Поль и Виргиния. Индийская хижина | страница 70
Образованнейший из этих ученых, который знал еврейский, арабский и индусский языки, был послан сухим путем в восточную Индию — колыбель всех искусств и наук. Сначала он направил свой путь через Голландию и посетил по очереди Амстердамскую синагогу и Дортрехтский синод, во Франции — Сорбонну и Парижскую академию наук, в Италии — множество академий, музеев к библиотек, в том числе — Флорентийский музей, библиотеку св. Марка в Венеции и Византийскую библиотеку в Риме. Находясь в Риме, он собрался было, прежде чем направиться на Восток, съездить в Испанию, дабы посоветоваться со знаменитым Саламанкским университетом, но, опасаясь инквизиции, предпочел прямо отправиться в Турцию. Итак, он прибыл в Константинополь, где один эффенди дал ему за деньги возможность перелистать даже все книги мечети св. Софии.

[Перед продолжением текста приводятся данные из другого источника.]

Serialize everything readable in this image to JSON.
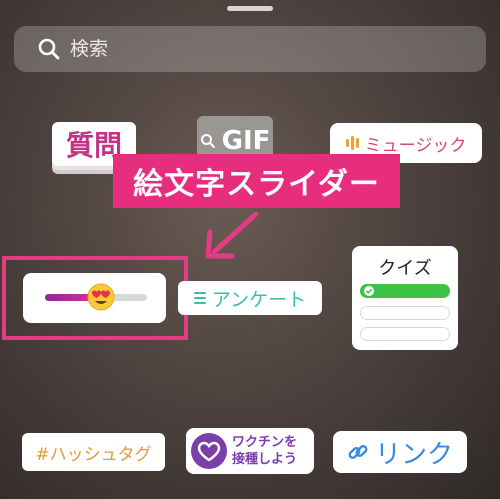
{
  "search": {
    "placeholder": "検索"
  },
  "stickers": {
    "question": "質問",
    "gif": "GIF",
    "music": "ミュージック",
    "poll": "アンケート",
    "quiz": "クイズ",
    "hashtag": "#ハッシュタグ",
    "vaccine_line1": "ワクチンを",
    "vaccine_line2": "接種しよう",
    "link": "リンク"
  },
  "emoji_slider": {
    "value": 0.55
  },
  "annotation": {
    "callout": "絵文字スライダー"
  },
  "colors": {
    "accent": "#e72e7e",
    "slider_start": "#8e2b8f",
    "slider_end": "#e0309a"
  }
}
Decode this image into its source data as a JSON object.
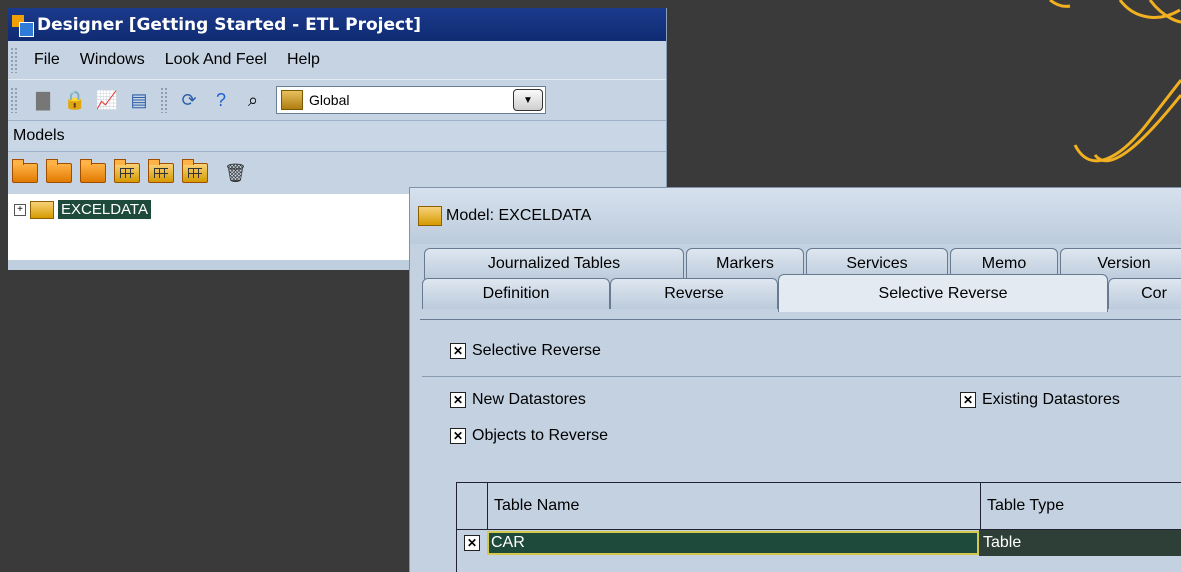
{
  "designer": {
    "title": "Designer [Getting Started - ETL Project]",
    "menu": [
      "File",
      "Windows",
      "Look And Feel",
      "Help"
    ],
    "context_combo": {
      "value": "Global"
    },
    "models_panel_title": "Models",
    "tree": [
      {
        "label": "EXCELDATA",
        "selected": true
      }
    ]
  },
  "model_dialog": {
    "title": "Model: EXCELDATA",
    "tabs_row1": [
      "Journalized Tables",
      "Markers",
      "Services",
      "Memo",
      "Version"
    ],
    "tabs_row2": [
      "Definition",
      "Reverse",
      "Selective Reverse",
      "Cor"
    ],
    "selected_tab": "Selective Reverse",
    "options": {
      "selective_reverse": {
        "label": "Selective Reverse",
        "checked": true
      },
      "new_datastores": {
        "label": "New Datastores",
        "checked": true
      },
      "existing_datastores": {
        "label": "Existing Datastores",
        "checked": true
      },
      "objects_to_reverse": {
        "label": "Objects to Reverse",
        "checked": true
      }
    },
    "table": {
      "columns": [
        "Table Name",
        "Table Type"
      ],
      "rows": [
        {
          "checked": true,
          "name": "CAR",
          "type": "Table"
        }
      ]
    }
  },
  "colors": {
    "title_bar": "#0f2b72",
    "window_bg": "#c5d3e3",
    "selection": "#1e4a3c",
    "selection_border": "#d4c94a",
    "desktop": "#3a3a3a",
    "deco_stroke": "#f0b020"
  }
}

Далее он побывал в Египте, у коптов; потом у маронитов горы Ливонской, у монахов горы Кармельской; затем в Сане, в Аравии; потом в Испагани, в Кандагаре, в Дели, в Агра. Наконец, после трех лет пути, он прибыл на берег Ганга, в Бенарес — эти Афины Индии, — где вел беседы с браминами. Его коллекция древних изданий, первопечатных книг, редких рукописей, копий, извлечений и примечаний всякого рода стала самой значительной из всех, какие когда-либо собирались частным лицом. Достаточно сказать, что она составляла девяносто тюков весом в девять тысяч пятьсот сорок ливров на труанский вес. Он собрался было уже в обратный путь в Лондон со всем этим богатым научным багажом, полный радости, что превзошел ожидания Королевского общества, как вдруг самая простая мысль преисполнила его печали.

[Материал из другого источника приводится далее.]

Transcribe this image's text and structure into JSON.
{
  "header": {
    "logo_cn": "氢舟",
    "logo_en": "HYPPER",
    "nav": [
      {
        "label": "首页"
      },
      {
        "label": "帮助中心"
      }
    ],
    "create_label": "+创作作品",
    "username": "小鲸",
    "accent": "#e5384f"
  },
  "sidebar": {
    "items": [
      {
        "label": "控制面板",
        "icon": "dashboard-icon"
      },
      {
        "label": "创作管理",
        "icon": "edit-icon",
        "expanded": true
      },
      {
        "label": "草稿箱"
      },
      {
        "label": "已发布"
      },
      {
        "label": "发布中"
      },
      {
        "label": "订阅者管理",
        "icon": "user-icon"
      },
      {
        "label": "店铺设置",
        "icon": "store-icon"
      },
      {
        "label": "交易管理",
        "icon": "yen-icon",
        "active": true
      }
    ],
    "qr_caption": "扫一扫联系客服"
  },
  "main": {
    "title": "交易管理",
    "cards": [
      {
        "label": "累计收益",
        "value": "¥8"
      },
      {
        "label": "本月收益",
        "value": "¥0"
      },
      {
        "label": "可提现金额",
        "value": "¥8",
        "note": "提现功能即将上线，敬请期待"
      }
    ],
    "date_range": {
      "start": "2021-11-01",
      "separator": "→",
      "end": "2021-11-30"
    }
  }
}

Он подумал о том, что после бесед с еврейскими раввинами, протестантскими священниками, настоятелями лютеранских церквей, католическими учеными, академиками Парижа, Круски, Аркадии и двадцати четырех других знаменитейших академий Италии, с греческими патриархами, турецкими муллами, армянскими начётчиками, персидскими сеидами и арабскими шейхами, древними парсами, индусскими мудрецами ему не только не удалось пролить свет хотя бы на единый из трех тысяч пятисот вопросов Королевского общества, но что он только способствовал росту сомнений; а поскольку все эти вопросы были связаны друг с другом, отсюда следовало, — в противовес мнению именитого председателя, — что неясность одного решения затемняла очевидность другого, что истины наиболее явные становились совершенно сомнительными и что вообще невозможно было установить ни одной истины в этом громадном лабиринте противоположных ответов и утверждений.